Meclis’in kapalı olması
* İktidar halkı işsizlik ve açlıkla baş başa bırakırken, siyasal, ekonomik ve ideolojik gündemi doğrultusunda adımlar atmayı sürdürmektedir. İnfaz Yasası’nda yapılan adaletsiz ve eşitliğe aykırı değişikliklerden sonra, TBMM’yi sadece iktidarın ihtiyacı olduğunda açmak üzere, salgın bahanesiyle tatile çıkarmışlardı. Şimdi siyasi partiler yasasında, meslek örgütleri ve baroların seçim yönteminde değişiklikler yapmak ve İş Bankası hisselerine hükümetin çökmesinin önünü açmak üzere Meclis yeniden toplanacak.
Mezarlıklara saldırı
* Aylardır Kürdistan’da mezarlıklara dönük sistematik saldırılar gerçekleştirilmekte, mezarlar ailelerin gözleri önünde yıkılmaktadır.
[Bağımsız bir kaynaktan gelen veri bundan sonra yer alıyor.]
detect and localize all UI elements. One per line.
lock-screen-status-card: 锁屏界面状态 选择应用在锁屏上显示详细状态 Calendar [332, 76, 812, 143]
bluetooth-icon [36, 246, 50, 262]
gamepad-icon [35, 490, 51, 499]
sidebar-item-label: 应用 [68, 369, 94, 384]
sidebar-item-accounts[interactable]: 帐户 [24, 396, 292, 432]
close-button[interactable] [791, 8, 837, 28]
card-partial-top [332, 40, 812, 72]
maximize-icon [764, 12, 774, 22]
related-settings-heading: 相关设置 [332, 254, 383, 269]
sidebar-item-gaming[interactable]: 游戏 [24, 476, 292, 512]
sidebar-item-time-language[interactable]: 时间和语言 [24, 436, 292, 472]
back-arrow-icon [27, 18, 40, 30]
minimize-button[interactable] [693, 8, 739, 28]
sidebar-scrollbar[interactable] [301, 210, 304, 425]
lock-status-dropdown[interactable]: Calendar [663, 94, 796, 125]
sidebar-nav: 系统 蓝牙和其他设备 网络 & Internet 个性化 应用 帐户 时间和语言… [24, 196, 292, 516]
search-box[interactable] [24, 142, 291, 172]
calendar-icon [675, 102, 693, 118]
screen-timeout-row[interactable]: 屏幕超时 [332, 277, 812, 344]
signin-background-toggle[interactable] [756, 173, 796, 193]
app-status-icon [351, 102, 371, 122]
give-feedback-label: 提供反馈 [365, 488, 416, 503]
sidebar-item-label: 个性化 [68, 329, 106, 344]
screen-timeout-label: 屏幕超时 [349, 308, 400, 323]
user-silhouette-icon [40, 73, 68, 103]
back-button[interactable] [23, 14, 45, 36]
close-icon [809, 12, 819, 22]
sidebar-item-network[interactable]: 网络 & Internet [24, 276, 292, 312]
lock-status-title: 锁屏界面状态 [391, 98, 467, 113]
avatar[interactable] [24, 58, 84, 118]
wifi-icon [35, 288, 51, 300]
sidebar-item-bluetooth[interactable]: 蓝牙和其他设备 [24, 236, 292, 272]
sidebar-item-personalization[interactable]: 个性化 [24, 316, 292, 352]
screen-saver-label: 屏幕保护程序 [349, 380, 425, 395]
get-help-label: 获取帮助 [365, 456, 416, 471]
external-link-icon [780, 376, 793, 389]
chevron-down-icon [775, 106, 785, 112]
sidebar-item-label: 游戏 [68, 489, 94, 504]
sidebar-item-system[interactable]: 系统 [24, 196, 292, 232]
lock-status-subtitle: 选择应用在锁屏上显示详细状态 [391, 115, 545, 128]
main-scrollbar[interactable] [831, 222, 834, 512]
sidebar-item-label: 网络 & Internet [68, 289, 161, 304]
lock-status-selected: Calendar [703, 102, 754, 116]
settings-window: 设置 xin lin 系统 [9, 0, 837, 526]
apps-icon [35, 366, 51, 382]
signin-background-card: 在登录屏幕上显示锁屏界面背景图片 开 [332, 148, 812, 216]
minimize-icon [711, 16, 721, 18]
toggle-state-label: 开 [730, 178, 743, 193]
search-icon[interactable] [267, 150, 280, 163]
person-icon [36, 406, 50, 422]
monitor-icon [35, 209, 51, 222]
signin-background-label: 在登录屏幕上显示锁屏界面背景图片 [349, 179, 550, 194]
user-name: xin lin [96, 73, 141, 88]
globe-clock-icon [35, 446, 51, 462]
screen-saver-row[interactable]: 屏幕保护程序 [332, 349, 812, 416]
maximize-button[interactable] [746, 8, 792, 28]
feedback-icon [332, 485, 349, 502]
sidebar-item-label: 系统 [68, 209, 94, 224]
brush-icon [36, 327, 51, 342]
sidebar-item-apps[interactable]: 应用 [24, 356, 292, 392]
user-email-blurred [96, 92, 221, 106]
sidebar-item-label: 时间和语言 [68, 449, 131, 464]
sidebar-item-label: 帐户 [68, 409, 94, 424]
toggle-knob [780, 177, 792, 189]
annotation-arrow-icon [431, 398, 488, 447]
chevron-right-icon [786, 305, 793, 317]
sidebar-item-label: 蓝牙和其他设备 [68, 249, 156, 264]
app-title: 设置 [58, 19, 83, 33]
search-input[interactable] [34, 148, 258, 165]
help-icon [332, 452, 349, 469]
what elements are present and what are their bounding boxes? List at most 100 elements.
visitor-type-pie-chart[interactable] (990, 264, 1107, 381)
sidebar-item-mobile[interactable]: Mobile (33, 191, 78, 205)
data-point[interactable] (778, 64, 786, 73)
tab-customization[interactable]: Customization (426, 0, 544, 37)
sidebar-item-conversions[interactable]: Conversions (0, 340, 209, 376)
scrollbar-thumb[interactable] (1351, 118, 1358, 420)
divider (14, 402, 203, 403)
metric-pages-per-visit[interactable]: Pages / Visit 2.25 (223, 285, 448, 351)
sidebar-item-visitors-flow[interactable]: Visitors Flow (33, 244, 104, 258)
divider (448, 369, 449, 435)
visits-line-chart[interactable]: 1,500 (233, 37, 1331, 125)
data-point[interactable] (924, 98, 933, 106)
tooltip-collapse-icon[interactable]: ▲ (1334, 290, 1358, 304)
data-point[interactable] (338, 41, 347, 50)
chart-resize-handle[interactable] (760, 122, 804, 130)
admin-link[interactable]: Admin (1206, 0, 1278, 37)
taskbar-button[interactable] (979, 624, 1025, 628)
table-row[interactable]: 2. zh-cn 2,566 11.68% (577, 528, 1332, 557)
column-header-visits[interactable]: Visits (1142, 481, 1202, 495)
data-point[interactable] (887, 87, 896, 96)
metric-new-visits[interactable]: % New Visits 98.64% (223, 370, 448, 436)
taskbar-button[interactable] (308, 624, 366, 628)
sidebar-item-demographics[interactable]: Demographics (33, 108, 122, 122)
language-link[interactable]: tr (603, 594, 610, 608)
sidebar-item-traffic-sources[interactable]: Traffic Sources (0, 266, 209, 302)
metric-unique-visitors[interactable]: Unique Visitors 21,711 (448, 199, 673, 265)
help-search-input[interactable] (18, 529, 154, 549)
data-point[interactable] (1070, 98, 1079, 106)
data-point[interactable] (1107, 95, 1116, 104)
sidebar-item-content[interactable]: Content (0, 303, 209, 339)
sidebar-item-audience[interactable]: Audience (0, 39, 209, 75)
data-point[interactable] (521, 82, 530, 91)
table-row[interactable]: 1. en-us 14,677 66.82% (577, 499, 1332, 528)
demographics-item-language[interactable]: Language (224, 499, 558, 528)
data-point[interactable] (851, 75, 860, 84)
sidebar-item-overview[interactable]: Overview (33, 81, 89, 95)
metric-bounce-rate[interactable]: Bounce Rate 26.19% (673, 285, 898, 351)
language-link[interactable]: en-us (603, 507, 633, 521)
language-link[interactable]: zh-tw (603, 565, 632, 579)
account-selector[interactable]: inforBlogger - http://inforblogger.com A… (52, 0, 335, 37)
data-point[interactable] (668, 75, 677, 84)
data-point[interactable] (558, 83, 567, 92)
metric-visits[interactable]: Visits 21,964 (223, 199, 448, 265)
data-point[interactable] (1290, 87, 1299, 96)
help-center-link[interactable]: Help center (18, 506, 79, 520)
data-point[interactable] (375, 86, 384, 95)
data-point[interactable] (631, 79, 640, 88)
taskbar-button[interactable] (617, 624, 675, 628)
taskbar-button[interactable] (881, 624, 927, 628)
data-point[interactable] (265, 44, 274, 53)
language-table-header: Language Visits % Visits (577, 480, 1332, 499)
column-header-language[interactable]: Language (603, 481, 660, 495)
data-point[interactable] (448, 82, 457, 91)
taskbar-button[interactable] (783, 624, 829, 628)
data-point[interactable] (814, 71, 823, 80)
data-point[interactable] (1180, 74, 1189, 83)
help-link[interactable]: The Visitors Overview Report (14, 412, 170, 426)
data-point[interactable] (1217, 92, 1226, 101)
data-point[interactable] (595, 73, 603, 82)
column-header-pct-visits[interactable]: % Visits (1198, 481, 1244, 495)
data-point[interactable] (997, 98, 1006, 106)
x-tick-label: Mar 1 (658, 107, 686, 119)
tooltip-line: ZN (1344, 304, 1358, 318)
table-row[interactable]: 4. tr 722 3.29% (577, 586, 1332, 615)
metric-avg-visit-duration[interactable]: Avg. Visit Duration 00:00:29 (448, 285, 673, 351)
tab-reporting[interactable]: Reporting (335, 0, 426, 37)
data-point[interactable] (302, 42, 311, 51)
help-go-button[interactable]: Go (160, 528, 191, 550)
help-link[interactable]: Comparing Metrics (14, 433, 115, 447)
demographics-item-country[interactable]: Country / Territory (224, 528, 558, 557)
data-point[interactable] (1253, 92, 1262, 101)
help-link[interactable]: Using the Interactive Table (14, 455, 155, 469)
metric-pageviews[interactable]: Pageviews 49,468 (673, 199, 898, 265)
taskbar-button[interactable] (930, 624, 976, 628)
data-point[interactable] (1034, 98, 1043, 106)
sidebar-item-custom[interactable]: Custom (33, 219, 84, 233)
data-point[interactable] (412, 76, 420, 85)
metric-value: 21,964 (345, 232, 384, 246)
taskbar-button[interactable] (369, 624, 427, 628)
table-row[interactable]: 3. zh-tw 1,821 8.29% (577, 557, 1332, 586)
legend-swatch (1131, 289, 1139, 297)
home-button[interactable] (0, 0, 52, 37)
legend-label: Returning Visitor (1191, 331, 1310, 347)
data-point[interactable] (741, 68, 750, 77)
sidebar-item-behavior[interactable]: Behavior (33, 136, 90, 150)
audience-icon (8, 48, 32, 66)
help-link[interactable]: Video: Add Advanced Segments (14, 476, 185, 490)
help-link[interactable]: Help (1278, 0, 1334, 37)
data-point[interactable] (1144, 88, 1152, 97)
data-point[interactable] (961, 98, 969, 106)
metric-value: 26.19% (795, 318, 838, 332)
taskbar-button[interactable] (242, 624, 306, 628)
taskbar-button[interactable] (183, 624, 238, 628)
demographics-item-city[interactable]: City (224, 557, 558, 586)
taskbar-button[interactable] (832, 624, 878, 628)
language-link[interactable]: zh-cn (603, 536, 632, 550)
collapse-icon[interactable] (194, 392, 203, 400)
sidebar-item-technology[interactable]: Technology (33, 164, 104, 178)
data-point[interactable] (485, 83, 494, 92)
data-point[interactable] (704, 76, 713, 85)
Mezarlık tahribatları geçmişten bugüne kimliksizleştirme ve hafızasızlaştırma amacıyla devlet eliyle sürdürülmektedir. İbrahim Gökçek’in cenazesinin Cemevi’nin kapılarının kırılarak kaçırılması ve Kayseri’de cenazeyi yakma tehdidinde bulunan faşistlerin saldırıları da aynı devlet politikasının ürünü olarak değerlendirilmelidir.
* Salgın günlerinde kadına yönelik fiziksel, psikolojik, cinsel şiddet ikiye katlanmış, kadın işsizliği artmış, cinsiyetçi iş bölümü kadınların görünmezleştirilen ev içi emeğinin daha da ağırlaşması ile sonuçlanmıştır. İktidar ve Hilal Kaplan gibi yandaş gazeteciler çocuk istismarını ‘erken evlilik mağduriyeti’ adı altında meşrulaştırmaya çalışmakta, televizyonlarda 12-17 yaş arası çocukların çocuk doğurabileceği ifade edilmekte, İstanbul Sözleşmesi ve 6284 sayılı kanun her fırsatta hedef haline getirilmektedir.
Darbe söylemleri
* İktidar uydurma ‘darbe karşıtlığı’ kampanyasına rağmen, kendisi fiili bir darbe yürütmektedir. Herhangi bir seçimle iktidarını devretmeye niyeti yoktur. Bu nedenle iktidarın seçim veya kriz nedeniyle kendiliğinden çökeceği yönünde bir hayale kapılınmamalıdır. İktidarı çöküşe götürecek olan halkın örgütlü mücadelesidir. Bu mücadeleyi inşa etmek için muhalefet güçlerinin zihninde tam bir berraklık olmalıdır. Demokrasi güçlerinin ittifakını kurmak ve dayanışma ağlarını güçlendirmek sorumluluğumuza bu anlayışla yaklaşıyoruz. Meclisleşme perspektifini daha da öne çıkararak toplumsal mücadeleye hız vermek bugünün en acil görevlerindendir.
* Egemenlerin normali ezilenler için daimi bir sömürü ve ezilme anlamı taşımaktadır. Bizler, Halkların Demokratik Kongresi olarak, egemenlerin normaline son vermek için ezilenlerin gerçek olağanüstünü halini yaratma, yeni yaşamı inşa etme mücadelesini sürdürmeye her koşulda devam edeceğimizi ifade ediyoruz.”